The global investment environment seems to be improving, and active investment managers may benefit from rising markets and be able to mitigate the accompanying volatility, says Henk Roos, a senior fund analyst at PSG Wealth.
Active management is where a manager makes specific investments with the goal of outperforming an investment benchmark index, whereas passive managers’ portfolios passively track market indices.
Roos says that, over the past eight years, investors have become accustomed to the benefits of quantitative easing (QE) by the central banks of developed countries.
Essentially, QE has involved injecting cash into stagnant economies and keeping lending rates very low in an effort to get economies working again.
However, recently, Roos says that central banks are looking at normalising lending rates and tapering off QE as the global economy continues to recover.
For about seven years, passive managers have benefited from the economic environment shaped by QE, while active managers have had an uphill battle. However, a changing macro-economic backdrop suggests that active management could soon see a lift, Roos says. Against the changing backdrop, active managers may be able to add value for investors in rising markets, while dampening volatility.
Leading indicators are showing that global economic growth is on the rise. Most major markets, including emerging markets, have seen an increase in the estimates of their 12-month forward corporate earnings. This means there are equity investment opportunities in developed and emerging markets that active managers may be positioned to exploit.
A positive sign is the divergence in inflation rates between developed-market and emerging-market economies. Marcel Roos, another fund analyst at PSG, says there has been a steady increase in inflation expectations for developed markets. “At the same time, inflation rates in emerging markets are falling, and the gap between the two is now at its lowest level in at least 20 years.
“Falling inflation in emerging markets and the rising inflation in developed markets are adding to the appeal of emerging-market investments.

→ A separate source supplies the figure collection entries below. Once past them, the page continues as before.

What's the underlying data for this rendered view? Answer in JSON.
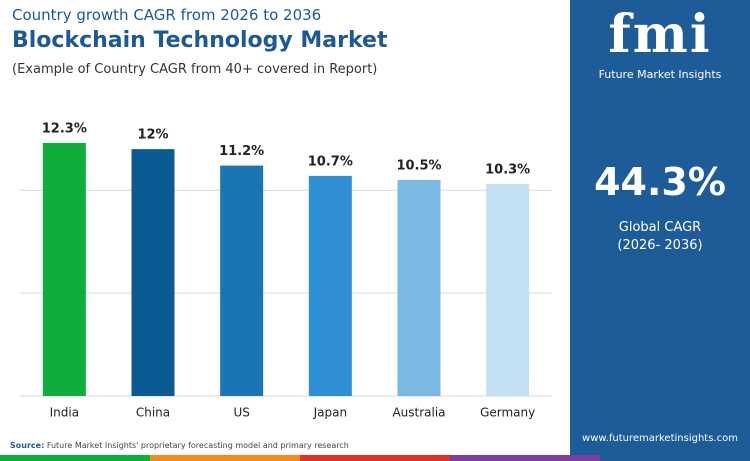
{
  "chart_data": {
    "type": "bar",
    "subtitle": "Country growth CAGR from 2026 to 2036",
    "title": "Blockchain Technology Market",
    "note": "(Example of Country CAGR from 40+ covered in Report)",
    "categories": [
      "India",
      "China",
      "US",
      "Japan",
      "Australia",
      "Germany"
    ],
    "values": [
      12.3,
      12,
      11.2,
      10.7,
      10.5,
      10.3
    ],
    "value_labels": [
      "12.3%",
      "12%",
      "11.2%",
      "10.7%",
      "10.5%",
      "10.3%"
    ],
    "colors": [
      "#0fae3c",
      "#0b5a94",
      "#1b74b3",
      "#2f90d6",
      "#7bb9e2",
      "#c4e0f4"
    ],
    "ylim": [
      0,
      14
    ],
    "yticks": [
      0,
      5,
      10
    ],
    "grid": true,
    "ytick_labels": false
  },
  "side_panel": {
    "logo": "fmi",
    "brand": "Future Market Insights",
    "global_cagr": "44.3%",
    "global_cagr_label": "Global CAGR",
    "period": "(2026- 2036)",
    "website": "www.futuremarketinsights.com"
  },
  "source": {
    "label": "Source:",
    "text": "Future Market Insights' proprietary forecasting model and primary research"
  }
}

This causes an inflow of foreign funds into emerging markets and, in turn, protection against currency devaluations.”
Emerging-market stocks comprise about 11% of the MSCI All Country World Index.
In emerging markets, the increasing population, and the move towards higher consumption and higher value-added industries, such as technology, should provide investors with opportunities.
Investment risk is lower because inflation is lower, and because there are fewer risks to emerging-market currencies.
“This presents good-quality active managers with opportunities to increase emerging-market exposure, to capture the upside potential in these markets,” Marcel Roos says.